Sunday, May 27, 2007

Buechner on Science

From Beyond Words by Frederick Buechner:

"Science is the investigation of the physical universe and its ways, and consists largely of weighing, measuring, and putting things in test tubes. To assume that this kind of investigation can unearth solutions to all our problems is a form of religious faith whose bankruptcy has only in recent years started to become apparent.
There is a tendency in many people to suspect that anything that can't be weighed, measured, or put in a test tube is either not real or not worth talking about. That is like a blind person's suspecting that anything that can't be smelled, tasted, touched, or heard is probably a figment of the imagination.
A scientist's views on such subjects as God, morality, and life after death are apt to be about as enlightening as a theologian's views on the structure of the atom or the cause and cure of the common cold.
The conflict between science and religion, which reached its peak toward the end of the nineteenth century, is like the conflict between a podiatrist and a poet.
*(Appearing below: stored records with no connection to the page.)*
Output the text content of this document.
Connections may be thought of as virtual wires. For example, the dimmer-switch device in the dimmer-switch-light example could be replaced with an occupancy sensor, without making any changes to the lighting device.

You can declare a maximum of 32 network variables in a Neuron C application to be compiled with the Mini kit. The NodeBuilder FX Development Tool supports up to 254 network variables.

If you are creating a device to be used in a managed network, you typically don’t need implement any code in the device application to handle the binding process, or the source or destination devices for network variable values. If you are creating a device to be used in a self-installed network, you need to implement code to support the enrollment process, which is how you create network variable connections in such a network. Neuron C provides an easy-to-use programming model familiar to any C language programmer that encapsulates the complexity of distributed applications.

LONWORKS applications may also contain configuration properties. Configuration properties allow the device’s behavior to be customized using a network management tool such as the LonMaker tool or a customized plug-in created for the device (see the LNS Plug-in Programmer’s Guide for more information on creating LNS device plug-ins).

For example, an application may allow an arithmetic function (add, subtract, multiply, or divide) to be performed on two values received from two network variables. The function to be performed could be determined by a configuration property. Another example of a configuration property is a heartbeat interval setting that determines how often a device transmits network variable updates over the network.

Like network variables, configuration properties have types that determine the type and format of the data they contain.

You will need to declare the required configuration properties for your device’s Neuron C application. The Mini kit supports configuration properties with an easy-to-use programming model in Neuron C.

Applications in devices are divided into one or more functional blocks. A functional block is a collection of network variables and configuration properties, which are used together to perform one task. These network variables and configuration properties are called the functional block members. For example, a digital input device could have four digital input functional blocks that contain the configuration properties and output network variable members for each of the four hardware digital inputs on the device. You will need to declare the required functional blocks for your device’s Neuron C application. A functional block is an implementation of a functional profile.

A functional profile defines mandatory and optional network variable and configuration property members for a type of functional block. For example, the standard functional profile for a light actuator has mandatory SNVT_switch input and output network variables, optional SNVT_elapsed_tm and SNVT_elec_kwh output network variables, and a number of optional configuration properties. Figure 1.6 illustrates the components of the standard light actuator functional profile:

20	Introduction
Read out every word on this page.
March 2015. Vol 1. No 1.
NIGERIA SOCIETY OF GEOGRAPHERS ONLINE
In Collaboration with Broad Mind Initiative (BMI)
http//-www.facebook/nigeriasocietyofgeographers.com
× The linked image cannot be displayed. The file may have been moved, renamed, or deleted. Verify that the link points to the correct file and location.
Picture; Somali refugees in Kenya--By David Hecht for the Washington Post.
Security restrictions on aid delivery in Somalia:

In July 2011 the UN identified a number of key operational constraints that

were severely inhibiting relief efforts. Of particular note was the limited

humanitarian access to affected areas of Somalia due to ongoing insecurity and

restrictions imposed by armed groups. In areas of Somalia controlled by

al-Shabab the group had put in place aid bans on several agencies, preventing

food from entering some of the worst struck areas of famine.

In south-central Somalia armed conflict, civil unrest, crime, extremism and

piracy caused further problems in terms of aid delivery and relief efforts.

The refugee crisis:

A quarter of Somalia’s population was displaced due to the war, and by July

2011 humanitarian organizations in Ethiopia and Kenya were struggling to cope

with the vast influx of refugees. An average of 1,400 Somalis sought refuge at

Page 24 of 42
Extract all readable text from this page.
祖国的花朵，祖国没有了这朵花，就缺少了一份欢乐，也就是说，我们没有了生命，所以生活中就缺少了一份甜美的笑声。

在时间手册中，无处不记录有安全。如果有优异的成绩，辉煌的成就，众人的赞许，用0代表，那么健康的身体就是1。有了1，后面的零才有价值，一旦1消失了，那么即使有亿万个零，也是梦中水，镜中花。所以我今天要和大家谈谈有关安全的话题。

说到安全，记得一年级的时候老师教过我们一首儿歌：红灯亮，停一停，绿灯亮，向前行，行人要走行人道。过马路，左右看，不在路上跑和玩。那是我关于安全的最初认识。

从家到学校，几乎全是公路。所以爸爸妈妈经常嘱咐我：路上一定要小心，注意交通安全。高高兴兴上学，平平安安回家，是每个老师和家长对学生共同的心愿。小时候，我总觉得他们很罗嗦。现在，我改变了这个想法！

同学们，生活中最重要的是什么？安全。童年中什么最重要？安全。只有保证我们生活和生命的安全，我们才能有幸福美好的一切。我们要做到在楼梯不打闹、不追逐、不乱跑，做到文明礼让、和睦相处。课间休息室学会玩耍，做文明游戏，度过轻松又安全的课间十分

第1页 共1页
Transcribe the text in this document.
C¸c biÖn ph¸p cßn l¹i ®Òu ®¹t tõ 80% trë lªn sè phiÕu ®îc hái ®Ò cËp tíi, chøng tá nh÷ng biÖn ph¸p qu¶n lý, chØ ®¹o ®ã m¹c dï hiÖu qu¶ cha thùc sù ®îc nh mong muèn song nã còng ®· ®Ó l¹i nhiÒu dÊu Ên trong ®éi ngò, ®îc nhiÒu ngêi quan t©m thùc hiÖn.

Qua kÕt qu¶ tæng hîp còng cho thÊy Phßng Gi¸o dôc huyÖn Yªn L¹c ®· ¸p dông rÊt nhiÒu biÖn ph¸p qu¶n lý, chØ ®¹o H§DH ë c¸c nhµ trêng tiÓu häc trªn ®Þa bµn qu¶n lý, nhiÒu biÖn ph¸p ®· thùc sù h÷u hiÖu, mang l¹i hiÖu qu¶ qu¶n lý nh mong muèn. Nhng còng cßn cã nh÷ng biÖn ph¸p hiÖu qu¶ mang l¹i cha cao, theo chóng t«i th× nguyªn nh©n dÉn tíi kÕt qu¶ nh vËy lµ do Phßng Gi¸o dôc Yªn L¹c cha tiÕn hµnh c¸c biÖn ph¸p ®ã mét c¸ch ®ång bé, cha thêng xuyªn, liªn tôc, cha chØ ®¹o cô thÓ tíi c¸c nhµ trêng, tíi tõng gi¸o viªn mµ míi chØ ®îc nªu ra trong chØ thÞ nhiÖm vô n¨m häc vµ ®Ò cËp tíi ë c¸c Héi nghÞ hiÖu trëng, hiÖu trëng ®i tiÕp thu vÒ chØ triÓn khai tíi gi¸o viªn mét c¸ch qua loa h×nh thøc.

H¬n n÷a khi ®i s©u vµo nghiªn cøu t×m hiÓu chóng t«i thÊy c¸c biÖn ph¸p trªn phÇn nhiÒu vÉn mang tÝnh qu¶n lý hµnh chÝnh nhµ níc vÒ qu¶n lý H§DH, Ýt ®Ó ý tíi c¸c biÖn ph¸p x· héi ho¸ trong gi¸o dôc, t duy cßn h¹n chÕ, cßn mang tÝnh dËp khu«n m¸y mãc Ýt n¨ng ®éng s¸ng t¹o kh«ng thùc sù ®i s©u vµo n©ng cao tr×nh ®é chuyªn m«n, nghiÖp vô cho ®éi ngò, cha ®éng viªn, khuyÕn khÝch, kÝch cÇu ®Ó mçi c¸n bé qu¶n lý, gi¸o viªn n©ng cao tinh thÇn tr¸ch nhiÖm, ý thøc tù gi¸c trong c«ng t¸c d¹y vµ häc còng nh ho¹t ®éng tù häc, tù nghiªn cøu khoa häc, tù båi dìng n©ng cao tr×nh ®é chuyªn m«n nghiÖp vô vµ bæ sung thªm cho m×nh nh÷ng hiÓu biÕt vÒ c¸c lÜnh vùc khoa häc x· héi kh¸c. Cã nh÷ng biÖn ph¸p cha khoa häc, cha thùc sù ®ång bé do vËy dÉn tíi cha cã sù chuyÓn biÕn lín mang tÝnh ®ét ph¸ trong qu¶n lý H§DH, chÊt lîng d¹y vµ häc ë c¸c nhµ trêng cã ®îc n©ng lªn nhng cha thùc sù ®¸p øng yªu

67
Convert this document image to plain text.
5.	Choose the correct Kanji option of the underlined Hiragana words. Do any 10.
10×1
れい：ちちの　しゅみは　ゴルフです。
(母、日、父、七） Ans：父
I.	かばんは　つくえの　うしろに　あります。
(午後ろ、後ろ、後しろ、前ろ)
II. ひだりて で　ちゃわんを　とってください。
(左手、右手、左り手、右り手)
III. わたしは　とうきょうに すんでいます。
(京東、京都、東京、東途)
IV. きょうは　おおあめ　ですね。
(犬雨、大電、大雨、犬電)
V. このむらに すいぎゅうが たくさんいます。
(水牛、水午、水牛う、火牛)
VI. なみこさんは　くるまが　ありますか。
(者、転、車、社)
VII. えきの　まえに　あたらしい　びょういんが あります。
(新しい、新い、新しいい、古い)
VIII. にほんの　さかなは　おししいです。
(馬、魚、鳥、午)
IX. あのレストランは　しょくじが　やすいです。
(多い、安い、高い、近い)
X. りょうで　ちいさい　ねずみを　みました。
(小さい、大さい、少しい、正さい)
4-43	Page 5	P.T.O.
One says that Susie Smith has fallen arches. The other says she walks in beauty like the night. In his own way each is speaking the truth. What is at issue is the kind of truth you're after."
I think much the same could be said of perceived conflict between the Genesis stories of creation and evolution. The trick is to know what kind of truth you're after. By the same logic, those who try to prove the truth of the Genesis accounts by scientific standards do an extreme disservice to the book of Genesis and the Creator it reveals.